Plus on monte dans les étages, plus les dégâts sont importants. La poussière n’est pas retombée et prend à la gorge. Un policier patrouille dans la cage d’escalier pour empêcher les pillages. Dans chaque appartement, les mêmes décombres, du verre pilé, des bouts de plafond en travers des pièces, et la même brusquerie.

Au premier, quatre personnes ont abandonné leur dîner, laissant les couverts plantés dans le riz pétrifié. Au-dessus, une poussette d’enfant gît renversée au milieu de la pièce. En face, une casserole de soupe sur la plaque, des aiguilles à tricoter tombées au pied d’un fauteuil… Enfin, au quatrième et dernier étage, un trou béant laissé par la roquette, entre la pièce principale et la cuisine, s’ouvre sur le ciel.

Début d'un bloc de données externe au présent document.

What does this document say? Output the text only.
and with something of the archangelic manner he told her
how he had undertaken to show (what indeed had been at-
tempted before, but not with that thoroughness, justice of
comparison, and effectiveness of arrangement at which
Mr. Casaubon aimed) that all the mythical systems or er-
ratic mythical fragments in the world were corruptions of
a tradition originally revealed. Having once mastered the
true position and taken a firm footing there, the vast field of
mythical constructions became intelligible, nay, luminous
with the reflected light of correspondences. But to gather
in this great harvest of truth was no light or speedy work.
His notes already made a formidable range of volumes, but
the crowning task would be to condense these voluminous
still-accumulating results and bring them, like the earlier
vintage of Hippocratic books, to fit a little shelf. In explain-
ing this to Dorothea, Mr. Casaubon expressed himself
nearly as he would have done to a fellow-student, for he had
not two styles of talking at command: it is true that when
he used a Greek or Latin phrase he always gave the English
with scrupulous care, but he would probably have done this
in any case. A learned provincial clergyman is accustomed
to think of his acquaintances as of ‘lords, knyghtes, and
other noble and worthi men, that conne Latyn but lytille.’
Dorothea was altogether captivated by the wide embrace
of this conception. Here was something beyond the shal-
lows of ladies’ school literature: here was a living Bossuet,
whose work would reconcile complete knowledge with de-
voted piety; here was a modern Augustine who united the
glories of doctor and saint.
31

La nuit descend avec les bombes

Des hommes s’affairent sans mot dire, en se prenant les pieds dans les gravats, pour évacuer ce qui peut être sauvé: le frigo et le lave-vaisselle flambant neufs, quelques meubles de la chambre du fond qui n’ont pas été abîmés par l’impact et la chute de débris. Le propriétaire des lieux est sur le front, sa femme et ses enfants sont partis se mettre à l’abri…

Comme la veille et l’avant-veille, la nuit descend avec les bombes. Elles sont plus violentes, et semblent encore plus proches du centre-ville. Après une coupure de courant, Stepanakert s’enfonce dans une impénétrable obscurité. Cette fois, un entrepôt de matériel de construction a été touché et a pris feu. Les autorités arméniennes, qui publient quotidiennement des bilans fantaisistes sur les pertes de l’ennemi, communiquent peu et mal sur les détails balistiques, mais les frappes semblent de plus en plus ciblées. Elles sont certainement plus fréquentes et de plus gros calibre. Stepanakert est dans le viseur.